Luckily, Word 2003 (as well as the rest of Office products) is still a thing and it just works, and doesn’t have the stupid Gibbon interface. Those brand new ZIP-files get converted with MS-provided converter quite well, and if some document doesn’t, that’s the other party’s problem: any decent document should not use stuff that causes the converter to fail.
for me they unfortunately explode as soon as they display the open or save as dialog
thankfully I can use Libre and it handles scaling much better than old Office did but the speed, the speed! I’m pretty sure Word 2003 takes less time to launch than modern win11 notepad does
Actually, modern tools (be they laptops or keyboards or Windows) de-emphasized the utterly non-mnemonic, primitive, and clumsy alt sequences for a darn good reason. And replaced them with something far easier and better. Because the need for everyone everywhere to enter international characters is only growing as the world gets smaller and more multilingual.
If you are a) an American, and b) need to type characters not commonly found on a US hardware keyboard, the correct answer is to enable the English United States International keyboard. It’s in Settings under Keyboards. Once enabled, you can toggle back and forth between the domestic and international versions of the keyboard with a single chord: [Windows]+[Spacebar].
With the keyboard in international mode, typing ñ is the far _more_ mnemonic ~n. The various other diacritics are equally simple. Type a : for umlaut, a `, ^ or ‘ for the three kinds of accent, then the letter to be modified and suddenly Roberto es tu tío. I have no doubt your daughter will find ~n far more memorable and easy than she will find alt+194.
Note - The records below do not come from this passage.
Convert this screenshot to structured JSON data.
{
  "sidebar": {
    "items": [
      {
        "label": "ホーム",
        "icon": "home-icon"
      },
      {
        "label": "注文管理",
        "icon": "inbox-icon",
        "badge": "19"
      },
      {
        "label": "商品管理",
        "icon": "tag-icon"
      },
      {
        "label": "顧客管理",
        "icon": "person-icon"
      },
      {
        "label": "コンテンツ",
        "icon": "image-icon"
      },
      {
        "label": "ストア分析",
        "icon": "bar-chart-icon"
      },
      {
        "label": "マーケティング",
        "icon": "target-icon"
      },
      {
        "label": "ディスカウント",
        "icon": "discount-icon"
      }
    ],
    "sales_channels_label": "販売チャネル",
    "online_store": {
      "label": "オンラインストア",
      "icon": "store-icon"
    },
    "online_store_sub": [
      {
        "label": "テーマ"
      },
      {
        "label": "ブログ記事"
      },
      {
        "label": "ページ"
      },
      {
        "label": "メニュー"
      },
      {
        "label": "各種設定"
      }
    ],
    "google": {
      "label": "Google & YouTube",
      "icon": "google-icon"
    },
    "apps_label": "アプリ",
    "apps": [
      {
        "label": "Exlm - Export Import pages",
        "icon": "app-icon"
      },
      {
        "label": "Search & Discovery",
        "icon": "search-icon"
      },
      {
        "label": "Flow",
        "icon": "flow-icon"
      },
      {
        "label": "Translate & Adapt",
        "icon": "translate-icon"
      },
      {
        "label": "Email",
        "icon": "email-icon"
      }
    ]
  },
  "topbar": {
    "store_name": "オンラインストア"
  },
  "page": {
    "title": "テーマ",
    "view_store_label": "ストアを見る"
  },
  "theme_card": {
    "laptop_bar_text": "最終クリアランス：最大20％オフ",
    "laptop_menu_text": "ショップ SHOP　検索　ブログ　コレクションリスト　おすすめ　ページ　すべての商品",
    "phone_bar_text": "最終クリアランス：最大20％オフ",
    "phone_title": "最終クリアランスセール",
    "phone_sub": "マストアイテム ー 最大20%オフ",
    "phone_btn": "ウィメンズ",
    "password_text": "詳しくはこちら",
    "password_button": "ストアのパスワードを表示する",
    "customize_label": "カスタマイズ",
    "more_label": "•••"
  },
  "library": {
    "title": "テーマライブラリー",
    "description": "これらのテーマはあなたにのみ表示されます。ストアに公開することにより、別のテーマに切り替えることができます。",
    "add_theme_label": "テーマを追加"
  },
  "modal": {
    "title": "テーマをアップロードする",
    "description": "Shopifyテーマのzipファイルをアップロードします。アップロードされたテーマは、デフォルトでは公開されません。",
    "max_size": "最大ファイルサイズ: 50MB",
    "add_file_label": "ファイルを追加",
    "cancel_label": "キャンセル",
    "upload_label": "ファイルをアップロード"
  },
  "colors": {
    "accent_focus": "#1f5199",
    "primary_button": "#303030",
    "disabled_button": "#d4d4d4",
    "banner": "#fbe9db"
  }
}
I wish keyboards had an “International Lock” key to toggle between standard English US and English US International keyboards.
I need to use International occasionally, but if I leave it on all the time, it gets in the way. English does on a few rare occasions use umlauts to indicate that two consecutive vowels make two separate sounds (e.g., “naïve”), but most of these words have just dropped the umlaut altogether.
Doesn’t ctrl+shift do it for you? That should cycle through different layouts for the same language. I use that to shift between UK and UKX on my system all the time.
Then again, on UK Extended, most of the dead keys are enabled using altgr, where the back tick is the only one that is a dead key by default.
I’m sure you can find similar layouts for other languages.
There is the UK Extended layout as another example of this.
My Linux desktop does something similar… right-alt, ‘n’, ‘~’ will give ‘ñ’. I prefer that version myself — letter before accent — but that’s no doubt as much because I’m used to it.
Doesn’t it accept them either way around? (Not sure whether that applies to all Compose key combinations though.)
Huh, so it does. Never noticed that.
Office has also supported similar mnemonic shortcuts “forever” without switching keyboards. “Modern Notepad” also supports them.
https://support.microsoft.com/en-us/office/keyboard-shortcuts-to-add-language-accent-marks-in-word-and-outlook-3801b103-6a8d-42a5-b8ba-fdc3774cfc76
(Though it may be left shift / control only?)
That’s a super handy link – thanks!